Well I don’t know how they kept up such a pace, but they managed surprisingly well, despite some obvious lulls. One such low point being issue #28, where Daredevil has to take on aliens looking to strip-mine Earth: “Thou Shalt Not Covet Thy Neighbor’s Planet!” This comic begins with a six-page intro that is quickly dismissed as “one of the longest prologues on record” in the playfully self-referential style that Lee favoured at the time (“Stan” even has a Batman-style cameo when Daredevil says hi to him as he’s climbing past an open window).

On the other hand, the volume concludes with a great four-parter that has DD taking on Mr. Hyde and Cobra, a pair of bickering supervillains. Mr. Hyde splashes a “potent chemical” in Daredevil’s face that’s meant to blind him, which of course doesn’t mean anything because he’s already blind. But, for some unexplained reason, “since the man without fear is already blind, Hyde’s formula affected his super senses instead – making them totally useless!” So until he finds the antidote, Daredevil is pretty much totally helpless, though he does make a fair run of things for a while, pretending at times to have gotten his sight back. This is a lot more difficult than pretending to be Matt Murdock’s twin brother Mike, a cool “hipster” (the word meant something different back then) that Matt invents to confuse Foggy and Karen as to Daredevil’s secret identity. This makes for a decent storyline as well.

Otherwise what we get here is what fans of the comic had come to expect. First and foremost there’s a blind superhero whose other senses are so advanced he can identify people by their heartbeats (or, in the case of the Owl, “his powerful birdlike emanations,” whatever that means). In fact, Daredevil can even fly a jet, a point that has to be dealt with by “Sly Ol’ Stan” thusly:

To save you the trouble of writing scathing letters to us, we’ll explain here and now how the sightless D.D. can pilot a plane! He feels the vibrations of the needles and dials within the instrument panel, and his own natural radar sense takes care of the rest!

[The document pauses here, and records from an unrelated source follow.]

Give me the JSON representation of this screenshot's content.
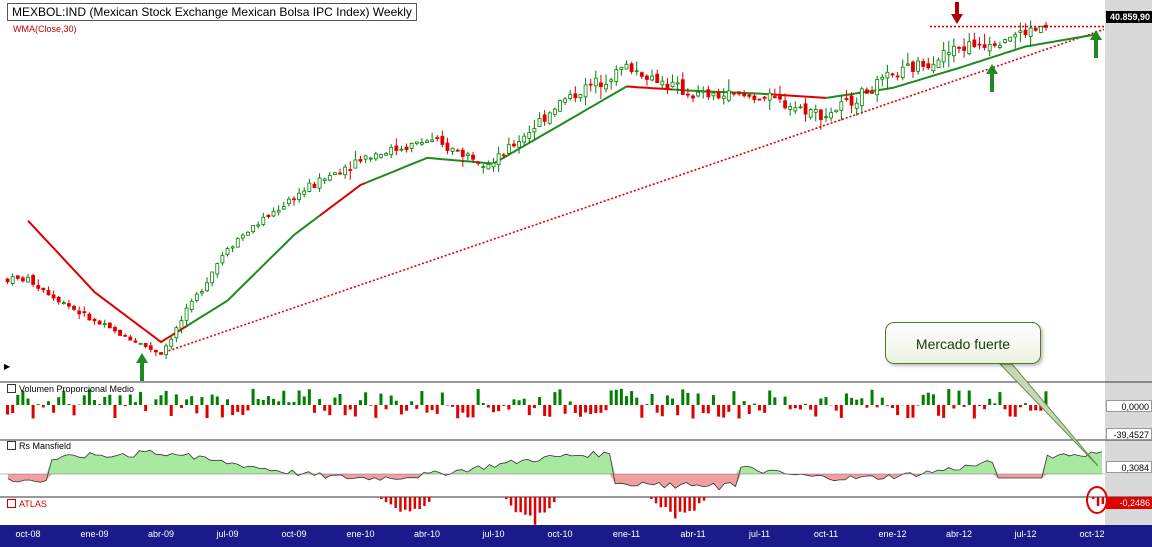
{
  "title": "MEXBOL:IND (Mexican Stock Exchange Mexican Bolsa IPC Index) Weekly",
  "indicator_label": "WMA(Close,30)",
  "panels": {
    "volume": {
      "title": "Volumen Proporcional Medio",
      "value": "0,0000",
      "min_value": "-39,4527"
    },
    "rs": {
      "title": "Rs Mansfield",
      "value": "0,3084"
    },
    "atlas": {
      "title": "ATLAS",
      "value": "-0,2486"
    }
  },
  "price_label": "40.859,90",
  "callout": "Mercado fuerte",
  "colors": {
    "up": "#008000",
    "down": "#e00000",
    "wma_green": "#1f8a1f",
    "wma_red": "#dd0000",
    "rs_fill_pos": "#a8e8a0",
    "rs_fill_neg": "#f0a0a0",
    "axis_bg": "#1a1a8a",
    "right_axis_bg": "#d9d9d9"
  },
  "x_ticks": [
    "oct-08",
    "ene-09",
    "abr-09",
    "jul-09",
    "oct-09",
    "ene-10",
    "abr-10",
    "jul-10",
    "oct-10",
    "ene-11",
    "abr-11",
    "jul-11",
    "oct-11",
    "ene-12",
    "abr-12",
    "jul-12",
    "oct-12"
  ],
  "chart_data": {
    "type": "line",
    "title": "MEXBOL:IND (Mexican Stock Exchange Mexican Bolsa IPC Index) Weekly",
    "x_ticks": [
      "oct-08",
      "ene-09",
      "abr-09",
      "jul-09",
      "oct-09",
      "ene-10",
      "abr-10",
      "jul-10",
      "oct-10",
      "ene-11",
      "abr-11",
      "jul-11",
      "oct-11",
      "ene-12",
      "abr-12",
      "jul-12",
      "oct-12"
    ],
    "series": [
      {
        "name": "MEXBOL:IND",
        "x": [
          "oct-08",
          "ene-09",
          "abr-09",
          "jul-09",
          "oct-09",
          "ene-10",
          "abr-10",
          "jul-10",
          "oct-10",
          "ene-11",
          "abr-11",
          "jul-11",
          "oct-11",
          "ene-12",
          "abr-12",
          "jul-12",
          "oct-12"
        ],
        "values": [
          23500,
          20500,
          18300,
          25800,
          29300,
          32000,
          33200,
          31600,
          35900,
          38400,
          36400,
          36300,
          35000,
          37700,
          39700,
          40800,
          41600
        ]
      },
      {
        "name": "WMA(Close,30)",
        "x": [
          "oct-08",
          "ene-09",
          "abr-09",
          "jul-09",
          "oct-09",
          "ene-10",
          "abr-10",
          "jul-10",
          "oct-10",
          "ene-11",
          "abr-11",
          "jul-11",
          "oct-11",
          "ene-12",
          "abr-12",
          "jul-12",
          "oct-12"
        ],
        "values": [
          27600,
          22600,
          19100,
          22000,
          26600,
          30100,
          32000,
          31600,
          34300,
          37000,
          36700,
          36500,
          36200,
          36900,
          38300,
          39800,
          40600
        ]
      }
    ],
    "last_value": "40.859,90",
    "annotations": [
      "Mercado fuerte"
    ]
  }
}
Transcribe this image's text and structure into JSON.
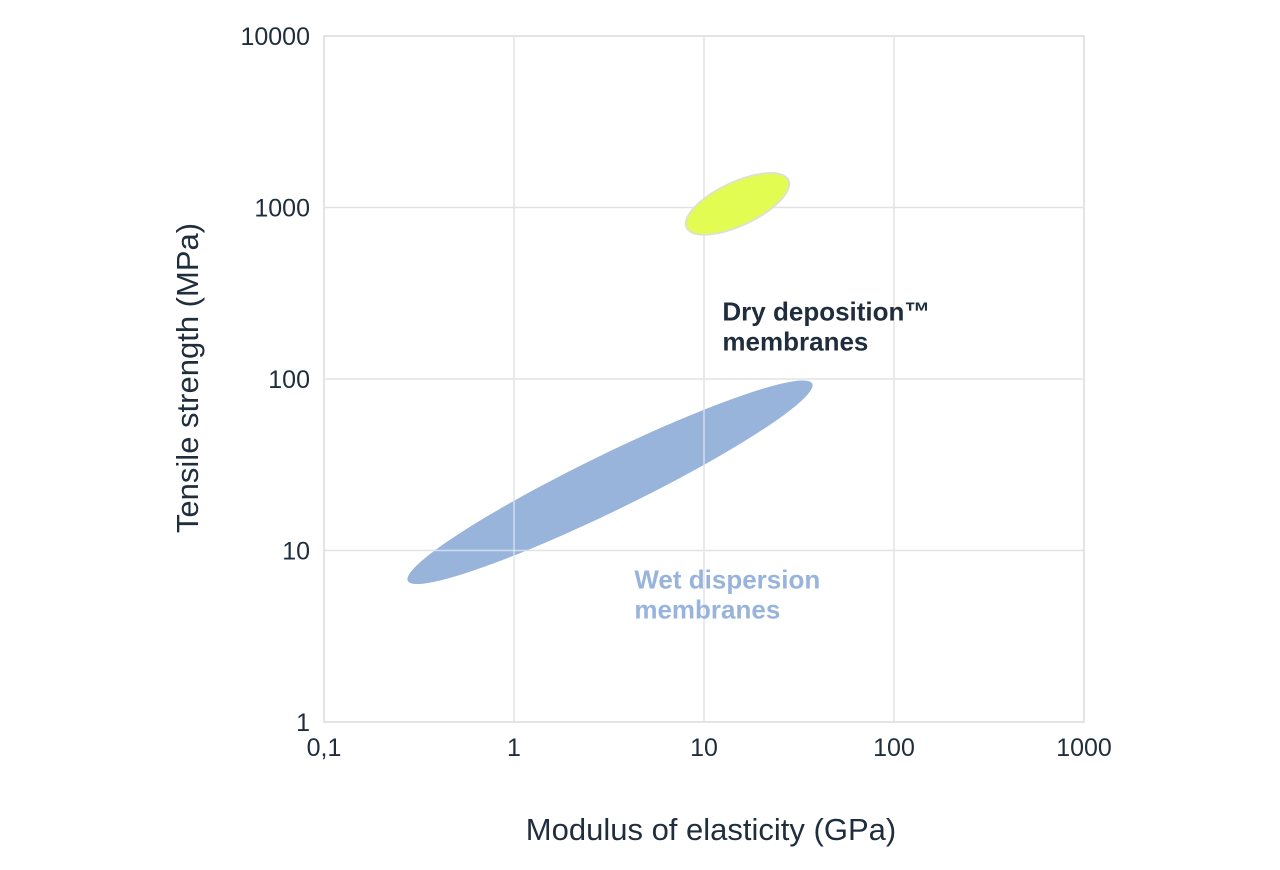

The second feature common to most Daredevil comics is a B-list supervillain, or pair of B-list supervillains who never seem to get along that well. I’ve already talked about Mr. Hyde and Cobra. Among the other baddies teaming-up here are Leap-Frog (he’s got springs in his flipper-style footwear!) and Stilt-Man, and the Masked Marauder and Gladiator. That we find out the Masked Marauder is really just the landlord of the office building that Nelson and Murdock operate out of feels right. He’s found his niche.

The third recurring feature is the guest appearance by another Marvel superhero. Here we get Ka-Zar, Spider-Man, and Thor. They’re all stronger than Daredevil so he mainly has to just survive the scraps he gets into with them by jumping out of the way.

The final thing to note is the self-reflexivity and self-deprecating humour I mentioned earlier. For issue #26, “Stilt-Man Strikes Again!” a note right on the cover admits “It’s one of our least-inspired titles, but the story’s a blast!” At several points in the volume sound effects are drawn attention to. Daredevil bouncing off the top of a car with a “BTANNG!” for example, gets this notation from “Scrupulous Stan”: “Special note for those who may read this story aloud: in the sound BTANNG, the second N is silent!” This will come in handy for the Leap-Frog character, who jumps around with a PTANNG!, a SQUANNG!, and a FTINNG! And later we’re told of a “PTOW!”: “In reading this story aloud . . . the first letter in the above sound effect is presumed to be silent!” That’s from “Stickler Stan.”

Overall then, an entertaining collection that I’m sure gave fans everything they wanted, or at least were expecting. And maybe a few things they didn’t. As usual, Lee is just embarrassingly bad with anything to do with romance. At one point we see Matt alone in his apartment with a framed photo of Karen. Why a blind man has a photo of the girl he has a crush on is hard to figure, but he picks it up to address her thusly: “Karen, my darling . . . even though I cannot see you . . . your beauty is like a living thing to me! In my mind’s eye I’ve devoured your features hungrily . . . greedily . . . like a starving man!” Which is a lot of what the Little Rascals used to call mush. But the fact that he says these lines while “looking” at a photo of Karen feels almost like camp.